I am analysing a set of data where I try to predict an outcome (Level of women’s nutrition knowledge; whether it is High or Low) by using certain covariates (demographic characteristics of the sample). I have already done Chi-square analysis and now I am progressing to binary logistic regression.

To avoid an overly complicated presentation of the results by inclusion of a large number of non-significant variables, demographic factors found in Chi-square test to be significantly associated (p<0.05) with women’s knowledge were entered into the logistic regression analysis. These factors are: Prior Pregnancies, Planned pregnancy, Education levels, Household income, First language and Having health and/or nutrition related qualification.

  1. Dependent variable = Total score of nutrition knowledge of pregnant women; which coded as:
    a. Low : 0
    b. High : 1

2.Independent variables:
a-Prior Pregnancies has 3 levels and coded as:.Tow and more: 0 None: 1 One: 2
b-Planned pregnancy has 2 levels and coded as: N0:0 Yes: 1
c-Education levels has 4 levels and coded as: Some high school or less: 0 High school completed: 1 TAFE: 2 Tertiary education: 3
d-Household income has 3 levels and coded as: < $25000/yr: 0 $25000-50000/yr: 1 >$50000/yr: 2
e-First language has 2 levels and coded as: N0:0 Yes: 1
f-Having health and/or nutrition related qualification has 2 levels and coded as: N0:0 Yes: 1

(As seen above, the levels or class of the independents categorical variables were coded 0 for the lowest interest and 1 for the greatest interest in case of dichotomous variable and so forth for other variables).

My Questions:
1- Which category, the first category (the one of the lowest value) or the last one, should I designate it as the reference category?

2- In case of variable like Age groups which has 4 classes and the first class has the lowest value but the last class has not the highest value; for example the age groups are as the following:
Under 20 yrs (has the lowest score in the nutrition knowledge),
20-29 yrs,
30-39 yrs (has the highest score in the nutrition knowledge) and
40 yrs and above (the score of knowledge decreased)
How could I choose the category with the highest value to be the reference category when I run the binary logistic regression analysis while it is not the first or the last category?

3- In regard binary logistic regression, which method is better: enter or one of the forward or backward elimination methods?

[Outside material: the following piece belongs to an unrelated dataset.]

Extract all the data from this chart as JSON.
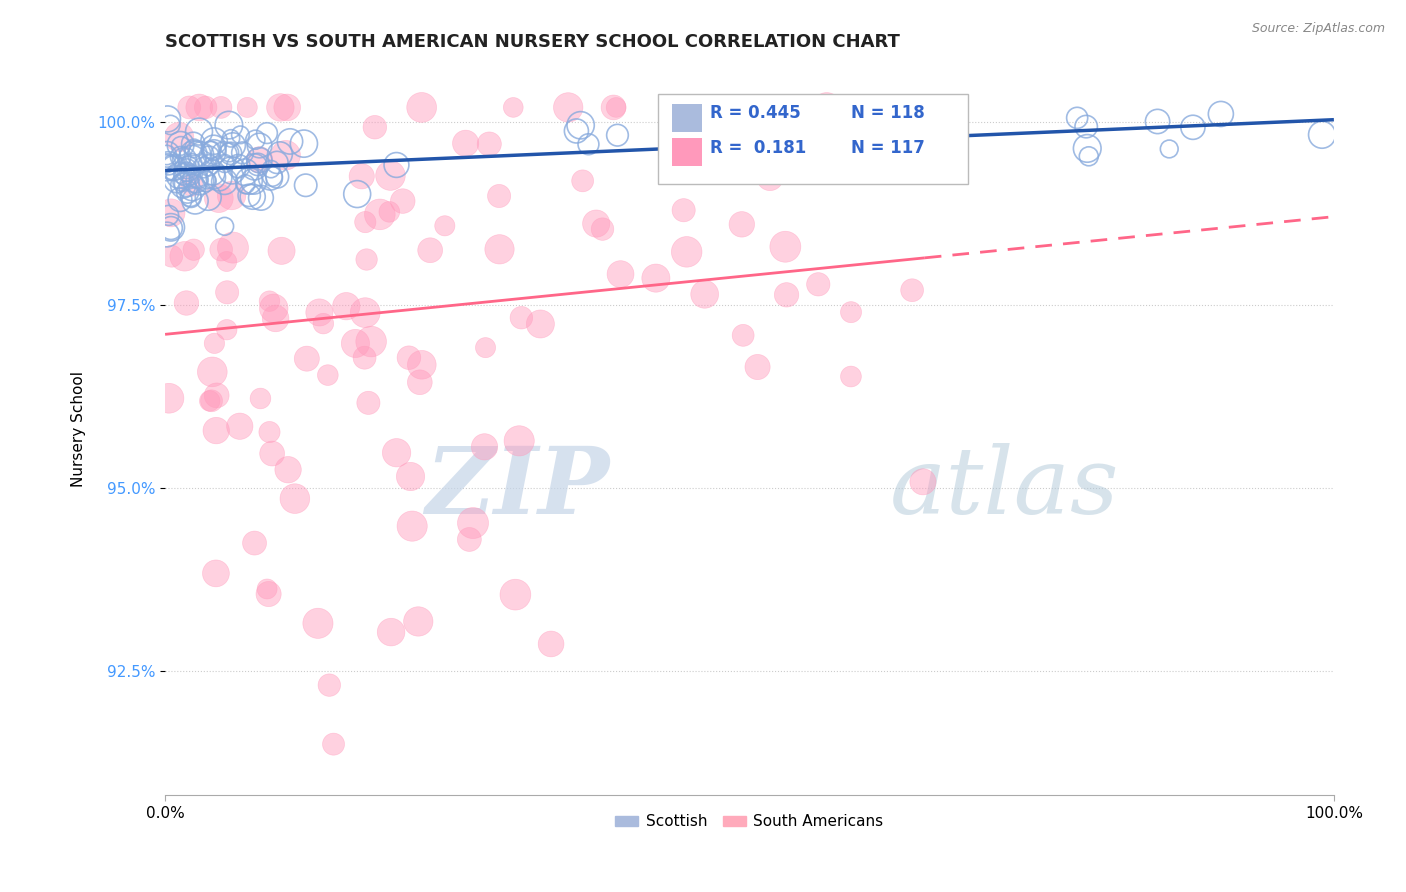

What is the deference between them? Based on what should I choose the method?

Best Answer

You have engaged in dichotomania. Categorizing age, education, knowledge, and other continuous or ordinal variables will result in a host of problems. What is the rawest form of your variables?

Neither forwards selection nor backward elimination work as advertised, and you did not provide any motivation for the use of variable selection. It doesn't solve any problem for you and creates new problems such as meaningless $P$-values and confidence intervals. There is nothing wrong with having "insignificant" variables in a model.

What do you mean by "progressing to binary logistic regression"? Did the $\chi^2$ analysis inform model specification? This would be even worse than forward variable selection.